Mancanza di educazione? – Di Giuseppe Maiolo, psicoanalista
No, la dobbiamo chiamare «mala educazione» che è quella che stiamo proponendo in questo momento ai nostri ragazzi
Si dice che i bambini e gli adolescenti di oggi usino ormai comunemente un linguaggio da postribolo. E quando mi chiedono che fare per contenere parolacce e volgarità, rispondo «Non c’è niente da fare. Battaglia persa!».
E non lo dico perché giustifico le scurrilità del linguaggio nel parlare comune, ma perché ormai le parolacce le dicono tutti.

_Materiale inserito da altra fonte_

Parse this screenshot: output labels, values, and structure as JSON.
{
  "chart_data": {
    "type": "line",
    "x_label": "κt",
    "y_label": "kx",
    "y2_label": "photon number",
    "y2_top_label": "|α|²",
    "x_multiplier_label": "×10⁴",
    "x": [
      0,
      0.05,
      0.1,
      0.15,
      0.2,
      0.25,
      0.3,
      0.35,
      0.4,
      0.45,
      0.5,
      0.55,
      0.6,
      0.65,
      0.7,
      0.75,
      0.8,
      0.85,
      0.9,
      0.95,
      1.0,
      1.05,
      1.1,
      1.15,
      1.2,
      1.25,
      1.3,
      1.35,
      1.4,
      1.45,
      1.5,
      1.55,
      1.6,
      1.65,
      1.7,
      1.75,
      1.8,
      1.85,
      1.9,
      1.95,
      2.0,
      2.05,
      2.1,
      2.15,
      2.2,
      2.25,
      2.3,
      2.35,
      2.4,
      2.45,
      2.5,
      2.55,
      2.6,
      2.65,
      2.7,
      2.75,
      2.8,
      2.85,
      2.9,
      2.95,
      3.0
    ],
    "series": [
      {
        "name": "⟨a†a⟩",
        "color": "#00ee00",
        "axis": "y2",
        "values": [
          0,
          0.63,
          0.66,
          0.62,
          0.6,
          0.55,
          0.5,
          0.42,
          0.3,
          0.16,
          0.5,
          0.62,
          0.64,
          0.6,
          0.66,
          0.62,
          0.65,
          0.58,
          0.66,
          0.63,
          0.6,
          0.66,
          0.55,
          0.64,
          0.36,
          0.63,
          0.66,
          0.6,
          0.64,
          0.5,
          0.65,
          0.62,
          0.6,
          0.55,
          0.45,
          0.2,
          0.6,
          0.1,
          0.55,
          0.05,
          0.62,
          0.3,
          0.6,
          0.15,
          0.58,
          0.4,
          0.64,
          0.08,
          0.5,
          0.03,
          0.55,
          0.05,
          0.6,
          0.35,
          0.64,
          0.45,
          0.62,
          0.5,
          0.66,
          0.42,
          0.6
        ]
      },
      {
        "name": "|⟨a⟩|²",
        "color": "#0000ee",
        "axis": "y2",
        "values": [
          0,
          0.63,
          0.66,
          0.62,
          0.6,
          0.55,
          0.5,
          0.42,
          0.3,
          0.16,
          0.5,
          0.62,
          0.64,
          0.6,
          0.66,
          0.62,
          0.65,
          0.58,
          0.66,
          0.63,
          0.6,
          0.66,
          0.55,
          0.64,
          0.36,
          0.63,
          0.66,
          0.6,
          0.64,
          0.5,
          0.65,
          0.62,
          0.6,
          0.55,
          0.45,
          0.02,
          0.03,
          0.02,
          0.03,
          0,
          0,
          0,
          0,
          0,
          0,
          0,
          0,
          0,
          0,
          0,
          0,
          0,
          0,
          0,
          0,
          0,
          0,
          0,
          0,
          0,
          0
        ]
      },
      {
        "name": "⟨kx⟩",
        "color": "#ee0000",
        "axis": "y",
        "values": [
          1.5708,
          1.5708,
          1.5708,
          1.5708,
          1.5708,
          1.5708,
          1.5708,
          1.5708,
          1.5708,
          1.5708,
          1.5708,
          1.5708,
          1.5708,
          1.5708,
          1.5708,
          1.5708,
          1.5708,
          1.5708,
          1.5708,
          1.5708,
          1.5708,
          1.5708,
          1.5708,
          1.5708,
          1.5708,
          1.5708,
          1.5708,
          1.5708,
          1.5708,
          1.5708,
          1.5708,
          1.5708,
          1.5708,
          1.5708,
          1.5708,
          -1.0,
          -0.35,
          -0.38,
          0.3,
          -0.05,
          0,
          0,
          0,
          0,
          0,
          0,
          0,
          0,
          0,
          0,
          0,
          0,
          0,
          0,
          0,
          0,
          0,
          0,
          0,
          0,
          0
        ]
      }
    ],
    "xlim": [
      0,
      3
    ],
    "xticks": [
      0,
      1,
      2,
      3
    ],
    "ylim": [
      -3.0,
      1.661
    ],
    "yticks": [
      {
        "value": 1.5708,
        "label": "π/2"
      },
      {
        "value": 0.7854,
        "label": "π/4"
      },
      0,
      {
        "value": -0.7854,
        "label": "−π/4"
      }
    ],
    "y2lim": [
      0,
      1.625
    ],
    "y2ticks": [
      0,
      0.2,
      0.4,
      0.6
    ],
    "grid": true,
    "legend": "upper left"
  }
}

I bambini le sentono in continuazione dagli adulti, dai genitori, dalla gente dello spettacolo, nei dibattiti pubblici, dai politici.
Quindi non sono un «peccato».
Il fatto più consistente, caso mai, è che oltre a questo il modo di parlare, il comunicare è diventato ingiurioso, offensivo e violento. Cosa pretendere?
Alla fine, il turpiloquio è la cosa meno grave se paragonato ai comportamenti irrispettosi, di insulto e che oggi con sempre più frequenza incitano all’odio.
Inutile lamentarsi della mancanza di educazione dei giovani se i modelli che proponiamo loro sono ben altri.
Come pretendere che in un litigio un ragazzo non mandi a… quel paese (ma questa espressione è ormai d’altri tempi) un genitore, se è lo stesso genitore che insulta il proprio figlio, o magari offende apertamente l’insegnante che, a suo parere, ha valutato ingiustamente il proprio pargolo, oppure ridicolizza senza mezzi termini una persona di cui non condivide il modo di essere.
Come aspettarsi che a scuola gli scolari ascoltino chi parla, rispettino i compagni e non li offendano, se gli adulti per primi non rispettano le regole comuni, sono offensivi e prevaricatori?
Cosa significa parlare di legalità, di onestà, di rispetto dei più deboli, quando prevale negli atteggiamenti comuni, tra gli uomini pubblici, quelli che contano, arroganza, falsità, imbrogli, malaffare, esibizionismo e il proprio tornaconto?
Non è mancanza di educazione. La dobbiamo chiamare, caso mai, «mala educazione» quella che stiamo proponendo in questo momento.
Perché non si trasmettono con le parole valori come rispetto, accoglienza, partecipazione, ma è con i fatti e l’esempio che educhiamo alla tolleranza e alla comprensione, alla disponibilità e alla solidarietà così come all’empatia.
Non si diventa «buoni» perché ci dicono di esserlo o ci spiegano come fare, ma perché vediamo come si comportano gli altri.
Lo spiegano molto bene le neuroscienze e la scoperta dei neuroni a specchio che dimostrano quanto conti il comportamento degli altri nell’attivare empaticamente le nostre risonanze interne.
Far crescere, dunque, vuol dire educare con l’esempio e non dire quello bisogna fare. Non è che non serva mettere limiti e dare regole di comportamento.
Però è necessario partire dal proprio modo di agire. Prima di dire come bisogna comportarsi, l’educatore deve mostrare con i fatti e con il suo modo di essere quello che chiede.
E poi è necessario cominciare dalle piccole cose quotidiane come educare a chiedere «per cortesia», domandare «permesso» prima di entrare, salutare non con un mugugno, ringraziare per un aiuto, attendere il proprio turno sia per prendere qualcosa che per parlare.
Regole elementari e di base, che devono essere fornite ai bambini e rispettate da tutti.
Sempre. Regole che valgono in famiglia e a scuola. Ovunque.